View Full Version : Speculation
Labor Shall Rule
27th April 2011, 18:45
Is it universally bad? Would a socialist economy have speculation at all, especially in the transition phase where elements of the market are still prominent in certain sectors?
Dean
29th April 2011, 15:16
Is it universally bad? Would a socialist economy have speculation at all, especially in the transition phase where elements of the market are still prominent in certain sectors?
Generally, speculation is associated with monetary economies. Most people agree that socialism precludes a transcendence of money in the first place.
But there is disagreement about this transition phase and what it will encompass. Suffice it to say that if there is speculation, capitalism would be alive and well, and socialism would have to fight that.
Also speculation, like capital, is a tool, nothing more. It can be good or bad, depending on context.
Vladimir Innit Lenin
30th April 2011, 00:09
Speculation serves to alter the intrinsic value of an organisation, on the stock market, based on nothing more but buy/sell or bid/ask movements, the most naked form of supply/demand free market you'll ever come across.
The damage - rising oil and food prices - that speculation has done is clear for all to see, and there is absolutely no need for speculation on equities.
Speculation on currency is obviously something that would not be needed as it simply serves to undermine government control over currency, monetary policy etc.
Speculation on bonds/debt. Well, see the 2008 banking crisis and the current economic crisis for why that will not be needed.
Speculation, when related to the stock market, is almost universally bad in terms of its intentions and almost as often, its consequences.
Kotze
30th April 2011, 02:49
It's complicated.
Imagine another dimension where a bunch of people make claims about what celestial bodies are going to do, contracting church dogma, and Miss Pope says, "You wanna bet on that?"
So people don't just make claims, they put their money where their mouth is, by betting on who is right. Those who are more or less sure are now motivated to show it by betting more or less, and not only altruistic people are motivated to do research. What's bad about that?

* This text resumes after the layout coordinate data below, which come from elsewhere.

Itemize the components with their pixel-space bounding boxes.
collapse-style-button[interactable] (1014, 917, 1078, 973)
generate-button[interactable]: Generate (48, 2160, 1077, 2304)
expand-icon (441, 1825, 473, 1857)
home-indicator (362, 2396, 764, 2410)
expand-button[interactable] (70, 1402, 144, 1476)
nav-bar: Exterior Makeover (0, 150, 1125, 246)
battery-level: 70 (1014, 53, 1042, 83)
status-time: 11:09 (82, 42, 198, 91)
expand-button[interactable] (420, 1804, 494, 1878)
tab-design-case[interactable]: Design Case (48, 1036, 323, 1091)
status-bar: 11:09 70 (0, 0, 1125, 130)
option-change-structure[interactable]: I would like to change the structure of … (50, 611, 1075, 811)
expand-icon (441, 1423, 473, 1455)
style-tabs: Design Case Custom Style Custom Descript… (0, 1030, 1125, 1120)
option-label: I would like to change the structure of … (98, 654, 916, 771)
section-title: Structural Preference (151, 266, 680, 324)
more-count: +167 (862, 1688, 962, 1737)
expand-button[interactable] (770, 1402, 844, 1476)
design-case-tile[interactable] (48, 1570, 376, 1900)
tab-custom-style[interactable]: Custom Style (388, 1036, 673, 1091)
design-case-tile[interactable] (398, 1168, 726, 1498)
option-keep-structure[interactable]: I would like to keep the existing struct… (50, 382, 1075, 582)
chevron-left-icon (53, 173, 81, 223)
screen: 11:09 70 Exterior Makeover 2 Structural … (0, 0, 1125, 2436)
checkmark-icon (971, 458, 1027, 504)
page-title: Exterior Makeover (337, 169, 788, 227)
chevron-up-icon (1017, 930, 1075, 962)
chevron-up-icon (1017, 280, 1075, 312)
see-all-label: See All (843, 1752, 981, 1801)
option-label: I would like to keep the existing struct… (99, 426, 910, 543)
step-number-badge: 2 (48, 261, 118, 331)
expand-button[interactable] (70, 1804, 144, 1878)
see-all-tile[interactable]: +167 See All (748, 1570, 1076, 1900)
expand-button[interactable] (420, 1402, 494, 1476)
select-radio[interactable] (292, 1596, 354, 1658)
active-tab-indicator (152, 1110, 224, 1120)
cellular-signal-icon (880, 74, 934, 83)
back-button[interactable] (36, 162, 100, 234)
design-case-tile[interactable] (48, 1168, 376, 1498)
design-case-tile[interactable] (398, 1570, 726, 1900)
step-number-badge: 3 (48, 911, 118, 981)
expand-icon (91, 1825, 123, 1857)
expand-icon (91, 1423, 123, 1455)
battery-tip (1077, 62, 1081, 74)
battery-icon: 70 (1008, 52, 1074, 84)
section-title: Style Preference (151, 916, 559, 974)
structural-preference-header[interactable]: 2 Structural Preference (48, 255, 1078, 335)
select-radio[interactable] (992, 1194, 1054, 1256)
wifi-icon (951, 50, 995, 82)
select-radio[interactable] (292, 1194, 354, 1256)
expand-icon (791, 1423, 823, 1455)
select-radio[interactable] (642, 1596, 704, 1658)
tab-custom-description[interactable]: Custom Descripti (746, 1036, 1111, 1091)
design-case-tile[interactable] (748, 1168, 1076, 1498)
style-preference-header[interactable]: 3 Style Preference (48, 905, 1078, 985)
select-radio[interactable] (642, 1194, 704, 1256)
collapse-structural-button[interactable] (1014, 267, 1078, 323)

The problem is this: Unlike celestial bodies who probably don't give a fuck about what we think about them, much about economic reality isn't independent of observers. So the question is to what extent a reality check happens here. Do fundamentals prevail in the long run or is one craze simply replaced by another?
Saying speculation is bad in general strikes me as very dogmatic and vague. Those who are buying or selling insurance are engaging in a sort of speculation, and surely the very concept of insurance isn't bad without exception. Depending on what the institutional arrangements are, speculation can lead to instability or stability.
Which types of financial instruments are more bubbleriffic than others? Are bonds that bad?
Is it bad to reward people for having insider knowledge? What's the alternative? After all, this type of reward gives people incentive to make insider knowledge public. Giving people rewards for hacking systems might also sound counter-intuitive to some, but this can be used to make stuff more secure. If a strict limit to how many chips individuals and small groups have in that kind of betting game and good transparency can be enforced, I don't think one should rule out all such mechanisms for a future society.
MarxSchmarx
8th May 2011, 03:32
I would go further than koetze does - doesn't a planned economy require "speculation" about how things are going to work out?
jake williams
14th May 2011, 00:16
In socialist society, no person will think thoughts about future.
Seriously though, "speculation" in the narrow sense of capitalist finance refers to the extraction of profit from the market activity of bets placed on the direction in price of a given asset or group of assets. The use of the term "speculation" is limited to this because in every advanced economy, including any socialist one, economic actors will make decisions about the allocation of economic resources based on predictions about the future. It doesn't make any sense to call this "speculation". It has to happen, and happens in all kinds of cases that, in capitalist economies, we don't call speculation.
In fact, speculation is almost the first thing to disappear in a socialist society, because the removal of private profit from the financial system, especially from unproductive activity (which again, almost by definition, speculation is), is one of the immediate prerequisites of a society even thinking about transitioning to a socialist society. It just doesn't make any sense. So no, you're not going to have financial speculation, even in the messy land of "socialist finance" (of course we're talking about societies with money, which whether we like it or not are going to exist for some time). No one is going to make billions of dollars "predicting" that some foreign currency is going to collapse, and then engineering its collapse. That's absurd.